I would offer that COVID-19 and the cracks and
shortcomings of our healthcare system it’s revealed, to say nothing of the
economic chaos and financial inequity the consequences of the pandemic have precipitated
and exposed to say nothing of our continued and steadfast refusal to confront
our original sin, four centuries of racism, does indeed make this holiday
different but could also make this celebration of one of the world’s most
inspiring documents, our Declaration of Independence, a long-overdue moment of
self-assessment and soul-searching while we map where we should be heading as a
nation.
We’ve traded ‘e Pluribus Unum,’ (from many, one)
to 'what's mine is mine,
but what's yours is
negotiable' even while promising one another over the next few days to think
about those whose service in uniform makes what we call ‘the American Way of
Life’ possible for most, but certainly not all, of us.

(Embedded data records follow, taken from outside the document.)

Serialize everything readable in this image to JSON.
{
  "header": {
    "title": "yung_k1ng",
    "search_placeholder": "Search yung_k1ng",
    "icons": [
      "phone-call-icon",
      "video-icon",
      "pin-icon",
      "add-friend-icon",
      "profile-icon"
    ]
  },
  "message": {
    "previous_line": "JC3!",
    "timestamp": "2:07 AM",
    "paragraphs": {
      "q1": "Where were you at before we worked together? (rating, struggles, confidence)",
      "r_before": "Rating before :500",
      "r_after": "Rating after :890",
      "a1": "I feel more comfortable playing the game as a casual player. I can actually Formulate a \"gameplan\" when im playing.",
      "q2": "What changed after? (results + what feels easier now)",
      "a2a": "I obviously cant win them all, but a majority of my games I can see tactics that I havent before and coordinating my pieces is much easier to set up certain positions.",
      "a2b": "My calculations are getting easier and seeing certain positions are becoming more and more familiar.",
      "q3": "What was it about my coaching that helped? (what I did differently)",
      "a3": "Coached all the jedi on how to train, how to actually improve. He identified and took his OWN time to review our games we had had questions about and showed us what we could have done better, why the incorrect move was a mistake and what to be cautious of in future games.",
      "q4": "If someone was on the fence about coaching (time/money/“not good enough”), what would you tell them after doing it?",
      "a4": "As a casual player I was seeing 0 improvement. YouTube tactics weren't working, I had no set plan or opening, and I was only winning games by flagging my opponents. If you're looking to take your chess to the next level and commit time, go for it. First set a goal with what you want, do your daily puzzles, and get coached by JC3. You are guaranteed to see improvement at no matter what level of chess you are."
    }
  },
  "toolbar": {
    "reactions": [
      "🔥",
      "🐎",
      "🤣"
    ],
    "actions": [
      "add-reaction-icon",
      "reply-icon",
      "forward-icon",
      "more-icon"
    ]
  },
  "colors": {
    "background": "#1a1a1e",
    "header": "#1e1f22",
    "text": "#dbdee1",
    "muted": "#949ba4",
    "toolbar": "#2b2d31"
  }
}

There’s a line in the second paragraph in the
Declaration of Independence, right after those self-evident truths, that sets us
apart from every other nation; where we proclaim each of us has “certain
unalienable Rights, that among these are Life, Liberty, and the pursuit of
Happiness.”
In a perfect world, we should have devoted every
day of the nearly next two hundred and fifty-four years which followed to
expanding the definition of whom exactly had those unalienable rights but along
the way we’ve gotten sidetracked on our journey from the streets of
Philadelphia in the heat of the summer of 1776 to the cities and towns of all sizes seething unhappily across our nation right now.
Quite frankly, unless and until we all share
equally in those unalienable rights of ‘Life, Liberty, and the pursuit of
Happiness’ we are fooling ourselves. We are the Shining City on the Hill, as
Peggy Noonan once phrased it, for the rest of the world and from this nation’s
birth, people have come from everywhere to live free, proud to be called an ‘American.’
We who have always lived in this society and
enjoyed the protections that our Declaration of Independence promised and that
our Constitution and Bill of Rights guarantee sometimes are blinded by our own
good fortune and fail to see those among us who have been marginalized, disenfranchised
and deprived of what we’ve told one another is our birthright.
Freedom to be whomever we choose to be and the
happiness and joyfulness as a result of that freedom are intended not only for some
but for all of us. Freedom cannot be reduced or diminished when shared but can only
increase as more of us enjoy its blessing. Always.
Happy Independence Day to each of us and for
all of us as our inheritance as free people.